The final rules, which will be implemented at the start of 2014, provide a safe harbor from legal liability for loans that meet certain standards.
In August, a revised proposal for the QRM rule was released that would sync the definition of QRM with QM.
Consequently, RMBS investors will not be subject to a 5% risk-retention requirement, Barclays pointed out.
"Adopting this proposal could constrain credit availability in the private-label markets in the long run and would be at cross-purposes with the push to reduce the footprint of the government-sponsored enterprises and the Federal Housing Administration," analysts argued.
They continued, "If the QRM proposal that equates the definition to QM is adopted as the final rule, it could provide a boost to nonagency issuance."
G-fees are already higher than what the nonagency market charges purely for the credit cost of securitizing loans, which is evident from the clearing levels in the GSE credit tranche market.
The primary driver for a g-fee hike by the Federal Housing Finance Agency is the desire to protect taxpayers and equate the economics in both primary and secondary mortgage markets to reduce the footprint of the enterprises.
However, despite the increase in g-fees, the nonagency market remains uncompetitive due to the ‘AAA’ basis to agency To-Be-Announced assets
Currently, nonagency AAAs trade more than four points below agency mortgage-backed securities coupons, Barclays noted.

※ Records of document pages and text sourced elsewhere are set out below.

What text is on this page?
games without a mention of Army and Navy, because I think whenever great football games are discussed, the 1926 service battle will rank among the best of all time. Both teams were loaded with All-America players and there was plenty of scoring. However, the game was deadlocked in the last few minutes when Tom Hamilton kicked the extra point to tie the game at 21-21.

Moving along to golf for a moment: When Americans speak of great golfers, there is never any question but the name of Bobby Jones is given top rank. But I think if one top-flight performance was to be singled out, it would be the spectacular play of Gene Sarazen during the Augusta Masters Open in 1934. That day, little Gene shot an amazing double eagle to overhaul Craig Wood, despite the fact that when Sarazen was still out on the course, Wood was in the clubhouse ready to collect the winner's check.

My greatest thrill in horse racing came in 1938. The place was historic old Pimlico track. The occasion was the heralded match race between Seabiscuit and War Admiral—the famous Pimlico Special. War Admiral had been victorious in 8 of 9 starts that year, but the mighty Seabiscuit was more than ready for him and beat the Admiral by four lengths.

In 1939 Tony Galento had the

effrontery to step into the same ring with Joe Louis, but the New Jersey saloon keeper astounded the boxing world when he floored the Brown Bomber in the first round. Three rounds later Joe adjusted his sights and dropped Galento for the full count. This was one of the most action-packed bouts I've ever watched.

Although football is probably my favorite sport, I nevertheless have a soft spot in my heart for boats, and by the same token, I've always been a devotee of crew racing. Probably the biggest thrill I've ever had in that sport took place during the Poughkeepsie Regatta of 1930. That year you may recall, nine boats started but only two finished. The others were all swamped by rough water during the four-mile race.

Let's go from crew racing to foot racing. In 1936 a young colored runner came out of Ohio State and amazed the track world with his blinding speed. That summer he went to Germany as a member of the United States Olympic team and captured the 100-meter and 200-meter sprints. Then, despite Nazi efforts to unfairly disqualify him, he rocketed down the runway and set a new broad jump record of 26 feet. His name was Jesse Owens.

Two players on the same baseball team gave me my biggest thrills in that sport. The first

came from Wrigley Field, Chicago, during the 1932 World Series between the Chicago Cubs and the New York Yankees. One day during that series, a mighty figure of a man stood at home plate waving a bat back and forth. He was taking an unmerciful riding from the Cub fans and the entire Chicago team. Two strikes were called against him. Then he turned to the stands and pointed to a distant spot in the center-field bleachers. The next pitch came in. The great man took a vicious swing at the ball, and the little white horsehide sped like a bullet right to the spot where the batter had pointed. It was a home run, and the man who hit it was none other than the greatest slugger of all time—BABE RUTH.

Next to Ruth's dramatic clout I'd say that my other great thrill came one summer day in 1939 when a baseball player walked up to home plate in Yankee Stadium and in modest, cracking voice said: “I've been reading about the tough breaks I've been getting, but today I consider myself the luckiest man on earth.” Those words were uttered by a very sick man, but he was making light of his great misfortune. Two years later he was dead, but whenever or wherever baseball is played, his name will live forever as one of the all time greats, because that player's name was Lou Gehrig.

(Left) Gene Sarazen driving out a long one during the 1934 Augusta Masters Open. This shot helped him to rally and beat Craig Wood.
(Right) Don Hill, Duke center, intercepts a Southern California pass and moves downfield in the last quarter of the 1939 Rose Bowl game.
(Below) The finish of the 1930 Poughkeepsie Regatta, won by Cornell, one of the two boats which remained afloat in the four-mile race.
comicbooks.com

For loans that the GSEs are willing to guarantee, the AAA basis currently makes it unattractive to issue nonagency deals.
Furthermore, even on loans not covered by the GSE loan limits, the portfolio bid remains stronger than the nonagency bid.
On the reverse side, if the AAA basis were trading closer to historical average levels in 2004 through 2006, the effective g-fees are much closer to where current ones are set, in some cases lower.
"As the FHFA tries to equate these two markets, it could continue to increase g-fees, but this is becoming harder to justify for credit cost of the mezzanine and sub tranches," Barclays analysts said.
They concluded, "Overall, nonagency AAAs seem fairly cheap and should grind steadily over the coming months. Assuming the economy continues to recover and there are no major surprises, we expect issuance in 2014 to more than twice what it was in 2013."